Strategie

Scarpe, borse e profumi: il womenswear di Oblique amplia gli orizzonti

L'arrivo delle scarpe, nella primavera del 2015 e, a seguire, le scarpe e i profumi nell'inverno 2014/2015. Il brand di womenswar italiano Oblique amplia gli orizzonti. E si appresta a rilevare un maglificio marchigiano dove produrre in toto la maglieria. Intanto procede il processo di internazionalizzazione.

 

Nata a Bologna nel 2009 dalla liaison imprenditorial-affettiva tra Fabrizio Bertoli e sua moglie Alessia Petrenko (di nazionalità russa), Oblique è una collezione donna made in Italy che fa della trasversalità il proprio punto di forza. «Una proposta di total look con una scala di taglie dalla 40 alla 52, rivolta a un target di età fra i 30 e i 50 anni - spiega Bertoli, a.d. dell'azienda - e destinata a consumatrici che rifuggono dalla banalità ma anche dagli eccessi».

 

«Siamo distribuiti - puntualizza Bertoli - in moltissime nazioni.

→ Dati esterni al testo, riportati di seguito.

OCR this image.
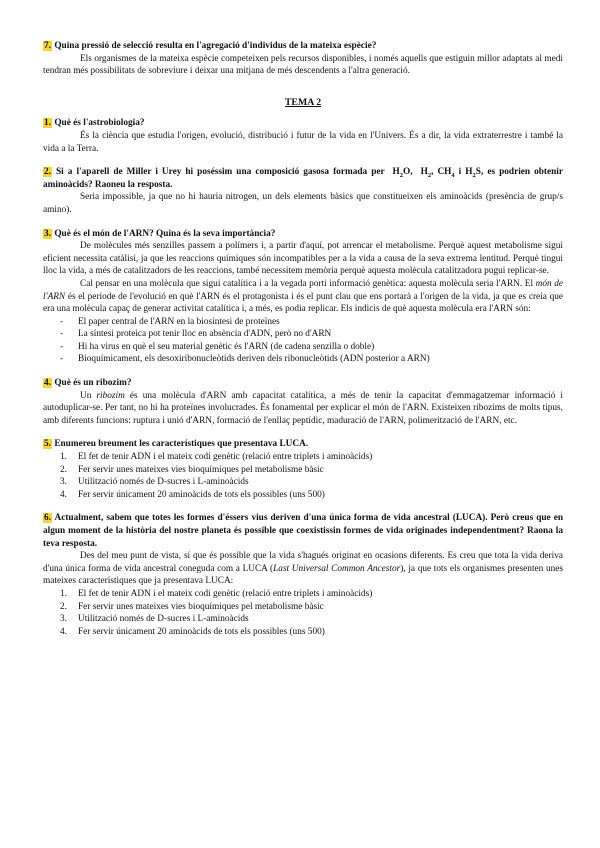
7. Quina pressió de selecció resulta en l'agregació d'individus de la mateixa espècie?

Els organismes de la mateixa espècie competeixen pels recursos disponibles, i només aquells que estiguin millor adaptats al medi tendran més possibilitats de sobreviure i deixar una mitjana de més descendents a l'altra generació.

TEMA 2

1. Què és l'astrobiologia?

És la ciència que estudia l'origen, evolució, distribució i futur de la vida en l'Univers. És a dir, la vida extraterrestre i també la vida a la Terra.

2. Si a l'aparell de Miller i Urey hi poséssim una composició gasosa formada per $H_2O$, $H_2$, $CH_4$ i $H_2S$, es podrien obtenir aminoàcids? Raoneu la resposta.

Seria impossible, ja que no hi hauria nitrogen, un dels elements bàsics que constitueixen els aminoàcids (presència de grup/s amino).

3. Què és el món de l'ARN? Quina és la seva importància?

De molècules més senzilles passem a polímers i, a partir d'aquí, pot arrencar el metabolisme. Perquè aquest metabolisme sigui eficient necessita catàlisi, ja que les reaccions químiques són incompatibles per a la vida a causa de la seva extrema lentitud. Perquè tingui lloc la vida, a més de catalitzadors de les reaccions, també necessitem memòria perquè aquesta molècula catalitzadora pugui replicar-se.

Cal pensar en una molècula que sigui catalítica i a la vegada porti informació genètica: aquesta molècula seria l'ARN. El món de l'ARN és el període de l'evolució en què l'ARN és el protagonista i és el punt clau que ens portarà a l'origen de la vida, ja que es creia que era una molècula capaç de generar activitat catalítica i, a més, es podia replicar. Els indicis de què aquesta molècula era l'ARN són:

- El paper central de l'ARN en la biosíntesi de proteïnes
- La síntesi proteica pot tenir lloc en absència d'ADN, però no d'ARN
- Hi ha virus en què el seu material genètic és l'ARN (de cadena senzilla o doble)
- Bioquímicament, els desoxiribonucleòtids deriven dels ribonucleòtids (ADN posterior a ARN)

4. Què és un ribozim?

Un ribozim és una molècula d'ARN amb capacitat catalítica, a més de tenir la capacitat d'emmagatzemar informació i autoduplicar-se. Per tant, no hi ha proteïnes involucrades. És fonamental per explicar el món de l'ARN. Existeixen ribozims de molts tipus, amb diferents funcions: ruptura i unió d'ARN, formació de l'enllaç peptídic, maduració de l'ARN, polimerització de l'ARN, etc.

5. Enumereu breument les característiques que presentava LUCA.

1. El fet de tenir ADN i el mateix codi genètic (relació entre triplets i aminoàcids)
2. Fer servir unes mateixes vies bioquímiques pel metabolisme bàsic
3. Utilització només de D-sucres i L-aminoàcids
4. Fer servir únicament 20 aminoàcids de tots els possibles (uns 500)

6. Actualment, sabem que totes les formes d'éssers vius deriven d'una única forma de vida ancestral (LUCA). Però creus que en algun moment de la història del nostre planeta és possible que coexistissin formes de vida originades independentment? Raona la teva resposta.

Des del meu punt de vista, sí que és possible que la vida s'hagués originat en ocasions diferents. Es creu que tota la vida deriva d'una única forma de vida ancestral coneguda com a LUCA (Last Universal Common Ancestor), ja que tots els organismes presenten unes mateixes característiques que ja presentava LUCA:

1. El fet de tenir ADN i el mateix codi genètic (relació entre triplets i aminoàcids)
2. Fer servir unes mateixes vies bioquímiques pel metabolisme bàsic
3. Utilització només de D-sucres i L-aminoàcids
4. Fer servir únicament 20 aminoàcids de tots els possibles (uns 500)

Ma è nelle ex Repubbliche Sovietiche, in Russia, Ucraina, Kazakistan, che siamo fortissimi, con una presenza presso realtà di spicco come il Gum e i magazzini Europeiskiy di Mosca. In quest'area realizziamo il 60% del giro di affari, che nel 2013 ha raggiunto i 6 milioni e 250mila euro (+25% sul 2012), con la previsione di superare quota 7 milioni nel 2014». Solo per dare un'idea, alla scorsa edizione della rassegna Cpm Oblique ha venduto oltre 10mila capi, rispetto ai 3mila del settembre 2010.

 

A livello globale, la label è presente in circa 700 punti vendita in tutto il mondo, di cui 43 in Italia, cui si aggiungono nove monomarca (sei in Ucraina, uno in Kazakistan e due in Libano). Per il futuro le sfide si giocheranno ancora in Russia, senza tralasciare le opportunità offerte da mercati particolarmente ricettivi come Austria, Germania, Stati Uniti e Repubblica Ceca.